Kassen sollen in Gesundheit investieren

600 Gesundheitsexperten aus aller Welt diskutierten in Hamburg über den „historischen Wandel“ der sozialen Krankenversicherung Eine Forderung: Bis 1995 sollen die Krankenkassen hundertmal soviel Geld für Gesundheit ausgeben / AOK skeptisch  ■  Aus Hamburg Gabi Haas

Man stelle sich vor: Krankenkassen fordern autofreie Städte, unterstützen ihre Mitglieder bei Prozessen gegen Flughäfen oder Atomanlagen oder zetteln eine Kampagne gegen Medikamentenmißbrauch an. Seit die Kosten im Gesundheitswesen explodieren, seit unerschöpfliche Finanzströme in Arzneimittel und medizinische Technologien strömen, während das dramatische Ansteigen chronisch -degenerativer Krankheiten die Ärzte zur Hilflosigkeit verurteilt, seitdem ist auch die traditionelle Rolle der sozialen Krankenversicherung obsolet geworden.

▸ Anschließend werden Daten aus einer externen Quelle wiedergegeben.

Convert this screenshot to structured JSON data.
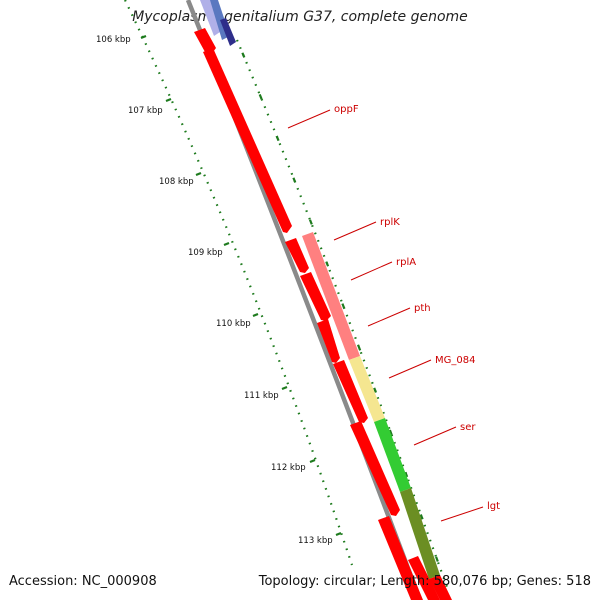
{
  "title": "Mycoplasma genitalium G37, complete genome",
  "footer": {
    "accession": "Accession: NC_000908",
    "summary": "Topology: circular; Length: 580,076 bp; Genes: 518"
  },
  "colors": {
    "background": "#ffffff",
    "backbone": "#808080",
    "tick": "#1e7b1e",
    "gene_label": "#cc0000",
    "forward_strand": "#ff0000"
  },
  "scale": {
    "labels": [
      "106 kbp",
      "107 kbp",
      "108 kbp",
      "109 kbp",
      "110 kbp",
      "111 kbp",
      "112 kbp",
      "113 kbp"
    ]
  },
  "genes": [
    {
      "name": "oppF",
      "color": "#ff8080"
    },
    {
      "name": "rplK",
      "color": "#ff8080"
    },
    {
      "name": "rplA",
      "color": "#ff8080"
    },
    {
      "name": "pth",
      "color": "#ff8080"
    },
    {
      "name": "MG_084",
      "color": "#f5e690"
    },
    {
      "name": "ser",
      "color": "#33cc33"
    },
    {
      "name": "lgt",
      "color": "#6b8e23"
    }
  ],
  "upper_segment_colors": [
    "#b0b0e8",
    "#5a78c0",
    "#2e2e8a"
  ]
}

Über den „historischen Wandel“ der Kassen weg von der bloßen Verwaltung von Krankheit hin zu einer „Lobby für die Gesundheit“ diskutierten in der letzten Woche in Hamburg rund 600 Gesundheitsexperten aus 23 Ländern auf einem von der Weltgesundheitsorganisation (WHO) und den Allgemeinen Ortskrankenkassen (AOK) veranstalteten Kongreß.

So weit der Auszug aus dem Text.